After 18 months of teacher’s unions battling my Governor, Scott Walker, here in Wisconsin, I feel I’ve got a pretty good handle on exactly what is going on down in Chicago right now. In case you live under a rock, the Chicago Teacher’s Union (CTU) is on strike; refusing to work another day until their contracts with the city are adjusted to meet their demands. Just like Madison in 2011, the teachers are showing their true colors. This isn’t about the children; its about power.
What’s the big stink about? Teachers are upset because they feel their jobs will be in jeopardy when they are judged on their students’ standardized test scores. They’d rather be judged on… nothing. CTU complains that the tests are not a good representation of how well the teacher is doing their job. The tests are too uniform and don’t take into account socioeconomic factors.
The simple fact is that if we want equal quality education for all of our public schools, the standards need to be equal as well. High standards in some areas and low standards in others will only widen the gap of schools’ performances. In Chicago only 55% of students graduate high school (in the top 5 for worst graduation rates in America). Over 80% of 8th graders are below proficient in arithmetic. The teacher’s solution is to lower the standards so that more kids look like they’re doing a good job. Lowering standards does not produce better results.
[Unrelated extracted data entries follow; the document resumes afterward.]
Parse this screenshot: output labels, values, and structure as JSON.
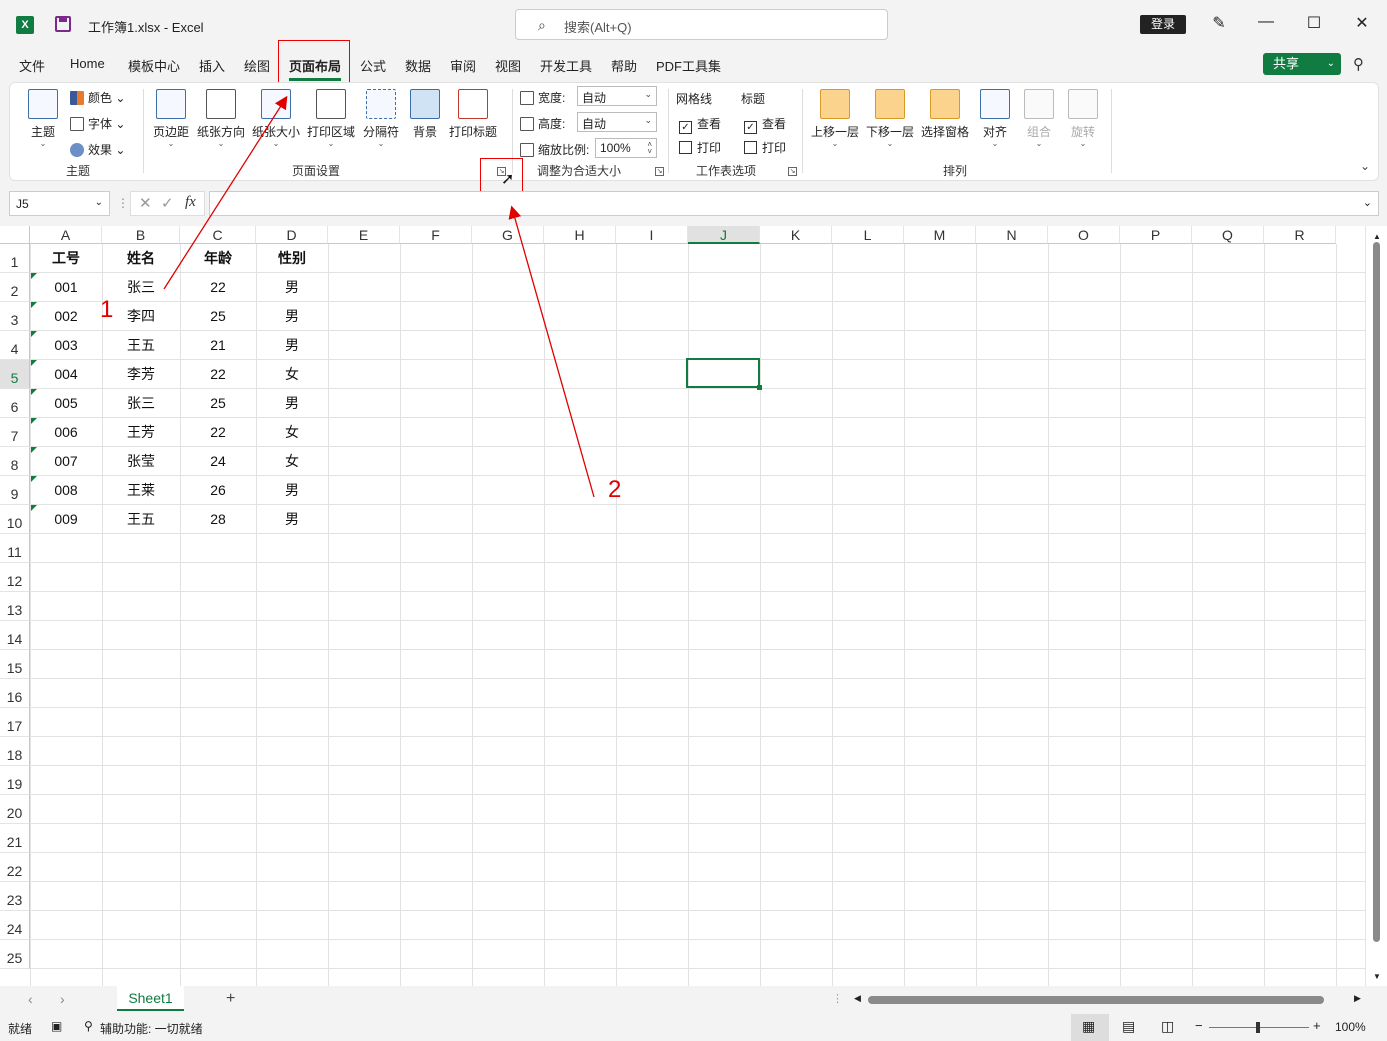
{
  "titlebar": {
    "doc_title": "工作簿1.xlsx  -  Excel",
    "search_placeholder": "搜索(Alt+Q)",
    "login_label": "登录",
    "app_icon_letter": "X"
  },
  "menu": {
    "items": [
      "文件",
      "Home",
      "模板中心",
      "插入",
      "绘图",
      "页面布局",
      "公式",
      "数据",
      "审阅",
      "视图",
      "开发工具",
      "帮助",
      "PDF工具集"
    ],
    "active": "页面布局",
    "share_label": "共享"
  },
  "ribbon": {
    "theme": {
      "button": "主题",
      "colors": "颜色",
      "fonts": "字体",
      "effects": "效果",
      "group_label": "主题"
    },
    "page_setup": {
      "buttons": [
        "页边距",
        "纸张方向",
        "纸张大小",
        "打印区域",
        "分隔符",
        "背景",
        "打印标题"
      ],
      "group_label": "页面设置"
    },
    "scale": {
      "width_label": "宽度:",
      "width_value": "自动",
      "height_label": "高度:",
      "height_value": "自动",
      "zoom_label": "缩放比例:",
      "zoom_value": "100%",
      "group_label": "调整为合适大小"
    },
    "sheet_options": {
      "gridlines": "网格线",
      "headings": "标题",
      "view": "查看",
      "print": "打印",
      "group_label": "工作表选项"
    },
    "arrange": {
      "buttons": [
        "上移一层",
        "下移一层",
        "选择窗格",
        "对齐",
        "组合",
        "旋转"
      ],
      "group_label": "排列"
    }
  },
  "formula_bar": {
    "name_box": "J5",
    "fx": "fx"
  },
  "sheet": {
    "columns": [
      "A",
      "B",
      "C",
      "D",
      "E",
      "F",
      "G",
      "H",
      "I",
      "J",
      "K",
      "L",
      "M",
      "N",
      "O",
      "P",
      "Q",
      "R"
    ],
    "selected_column": "J",
    "selected_row": "5",
    "rows": [
      "1",
      "2",
      "3",
      "4",
      "5",
      "6",
      "7",
      "8",
      "9",
      "10",
      "11",
      "12",
      "13",
      "14",
      "15",
      "16",
      "17",
      "18",
      "19",
      "20",
      "21",
      "22",
      "23",
      "24",
      "25"
    ],
    "header": [
      "工号",
      "姓名",
      "年龄",
      "性别"
    ],
    "data": [
      [
        "001",
        "张三",
        "22",
        "男"
      ],
      [
        "002",
        "李四",
        "25",
        "男"
      ],
      [
        "003",
        "王五",
        "21",
        "男"
      ],
      [
        "004",
        "李芳",
        "22",
        "女"
      ],
      [
        "005",
        "张三",
        "25",
        "男"
      ],
      [
        "006",
        "王芳",
        "22",
        "女"
      ],
      [
        "007",
        "张莹",
        "24",
        "女"
      ],
      [
        "008",
        "王莱",
        "26",
        "男"
      ],
      [
        "009",
        "王五",
        "28",
        "男"
      ]
    ],
    "tab_name": "Sheet1"
  },
  "annotations": {
    "label_1": "1",
    "label_2": "2",
    "color": "#e00000"
  },
  "statusbar": {
    "ready": "就绪",
    "accessibility": "辅助功能: 一切就绪",
    "zoom": "100%"
  },
  "colors": {
    "accent": "#107c41",
    "annotation": "#e00000"
  }
}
CTU is also opposed to individual schools hiring and firing teachers; especially teachers who are not part of their union. Principles know best what their school needs. If one teacher is doing a lousy job, it should be the principle’s responsibility to fire that teacher and hire someone who is better. Some teachers argue that education shouldn’t be run like a business, but it is because schools are NOT run like businesses that their customers (students and parents) are left paying too much for a subpar product (education).
Also in the contract is the change of teachers having to contribute to their own health insurance and pensions; something most private sector employees already do. The contracts also guarantee a 15% pay raise over 3 years. Nothing to complain about there. The problem isn’t necessarily that teachers are getting a raw deal. 5% pay increases for 3 years, great pension and health benefits, an average salary of $75,000, and only 9 months of work. The issue is not money; it’s power.
If principles (who traditionally act more in favor of students and parents than unions) make the decisions of who to hire and fire, the unions have lost their strength. People join unions to help give them job security. If CTU can no longer deliver that security to their members, those members will drop out of the union. In Wisconsin after Scott Walker stripped unions of their collective bargaining privileges over 30,000 public sector workers opted out of unions.
The Chicago Teacher’s Union fears that the same thing may happen to them. The great thing about this is that the battle isn’t being fought between CTU and a conservative Governor like Scott Walker. This time the battle is being fought between CTU and Rahm Emanuel, the lefty mayor of Chicago and former advisor to Barack Obama. Even Democrats are realizing that real changes need to be made in order for public education to work. The momentum is in our favor.
All in all, this is a great sign. More people are listening up and seeing what teacher’s unions are all about. This is clearly not about giving students a better education. It’s about preserving the power unions have over our tax dollars. What was that famous Lord Acton saying? Oh yeah – “Power tends to corrupt, and absolute power corrupts absolutely.” CTU’s power needs to be limited so that our education system can rid itself of the corruption that is hurting our next generation.